I would like to see us build on this positive, solution-oriented momentum of collaboration between different actors to remove unnecessary administrative barriers to conducting clinical trials. A clear need that we see now is how we can facilitate with digital tools and perform work remotely. Both how digital tools can make it easier for the patient to participate in a clinical trial, through digital visits, have the trial drug delivered to their home, but also how we can use digital systems optimally to monitor remotely. To develop this, we need collaboration between healthcare, academia, industry and the agency, but also with actors outside the usual circle, who have other important knowledge.
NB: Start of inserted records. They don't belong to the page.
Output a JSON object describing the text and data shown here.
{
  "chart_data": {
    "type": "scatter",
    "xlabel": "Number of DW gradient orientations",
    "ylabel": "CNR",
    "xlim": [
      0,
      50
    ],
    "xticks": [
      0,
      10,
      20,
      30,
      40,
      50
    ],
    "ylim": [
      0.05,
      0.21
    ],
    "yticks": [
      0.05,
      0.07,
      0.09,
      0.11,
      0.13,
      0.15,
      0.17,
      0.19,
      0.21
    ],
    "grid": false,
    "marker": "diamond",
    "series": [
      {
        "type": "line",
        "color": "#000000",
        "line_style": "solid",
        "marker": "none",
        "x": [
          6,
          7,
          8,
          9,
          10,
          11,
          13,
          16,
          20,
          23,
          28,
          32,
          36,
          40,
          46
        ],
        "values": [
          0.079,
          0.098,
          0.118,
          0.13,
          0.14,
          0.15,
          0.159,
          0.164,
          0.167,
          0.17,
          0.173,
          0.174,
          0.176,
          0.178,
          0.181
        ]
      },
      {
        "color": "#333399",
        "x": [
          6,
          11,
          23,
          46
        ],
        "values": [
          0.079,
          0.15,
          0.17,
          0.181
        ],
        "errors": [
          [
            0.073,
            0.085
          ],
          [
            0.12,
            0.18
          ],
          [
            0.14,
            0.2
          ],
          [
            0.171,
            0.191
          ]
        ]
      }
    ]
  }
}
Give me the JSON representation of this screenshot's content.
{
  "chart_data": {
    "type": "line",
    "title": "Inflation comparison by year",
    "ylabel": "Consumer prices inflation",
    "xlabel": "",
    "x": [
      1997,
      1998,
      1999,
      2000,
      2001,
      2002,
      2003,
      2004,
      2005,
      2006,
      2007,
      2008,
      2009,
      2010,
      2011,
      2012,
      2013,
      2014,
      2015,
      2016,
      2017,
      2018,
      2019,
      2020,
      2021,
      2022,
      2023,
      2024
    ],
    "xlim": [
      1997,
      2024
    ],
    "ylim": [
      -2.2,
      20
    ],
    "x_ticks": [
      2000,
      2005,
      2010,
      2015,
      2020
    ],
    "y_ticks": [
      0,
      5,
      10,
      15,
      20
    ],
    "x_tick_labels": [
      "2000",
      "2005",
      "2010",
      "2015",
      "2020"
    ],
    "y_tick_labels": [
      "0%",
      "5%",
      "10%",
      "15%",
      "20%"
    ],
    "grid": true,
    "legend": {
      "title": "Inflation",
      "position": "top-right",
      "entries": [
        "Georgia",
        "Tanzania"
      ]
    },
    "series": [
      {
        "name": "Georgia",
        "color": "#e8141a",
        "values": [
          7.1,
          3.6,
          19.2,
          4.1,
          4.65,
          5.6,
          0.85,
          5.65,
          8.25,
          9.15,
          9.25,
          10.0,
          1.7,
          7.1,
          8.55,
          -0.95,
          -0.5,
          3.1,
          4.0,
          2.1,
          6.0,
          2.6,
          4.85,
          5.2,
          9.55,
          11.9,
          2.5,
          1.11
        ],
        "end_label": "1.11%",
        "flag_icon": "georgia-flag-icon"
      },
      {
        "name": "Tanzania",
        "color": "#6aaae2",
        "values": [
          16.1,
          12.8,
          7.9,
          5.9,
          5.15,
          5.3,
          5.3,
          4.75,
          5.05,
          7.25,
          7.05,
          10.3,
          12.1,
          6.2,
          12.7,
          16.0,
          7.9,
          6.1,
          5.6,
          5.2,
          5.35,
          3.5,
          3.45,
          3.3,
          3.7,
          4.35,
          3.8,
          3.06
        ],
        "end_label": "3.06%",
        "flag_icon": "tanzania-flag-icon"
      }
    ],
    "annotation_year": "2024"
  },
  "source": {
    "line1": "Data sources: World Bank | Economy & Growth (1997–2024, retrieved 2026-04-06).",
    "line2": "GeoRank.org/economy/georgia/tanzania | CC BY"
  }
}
The parties, SKR, in the Agreement on Clinical Trials, LIF, Swedish Medtech, Swedish Labtech and SwedenBIO, have formed a cooperation group, which together with the regional nodes and other national initiatives, will support work on developing conditions for national statistics, incentives to conduct clinical trials and improve the coordination and conditions for study requests.

Through the cooperation group, the parties intend to continuously monitor how the agreement is complied with, how the conditions for conducting clinical trials develop and how each party addresses the obstacles and challenges that currently stand in the way of Sweden developing into a pioneering country with continued high-quality and responsible clinical trials.

Clinical research is fundamental to the development of healthcare, generating knowledge and stimulating the emergence of future research leaders, as well as giving patients access to the latest treatment innovations.”

Eva Löfkvist, Head of Clinical Operations Nordic, BMS and SwedenBIO’s representative in SKR’s cooperation group for clinical trials.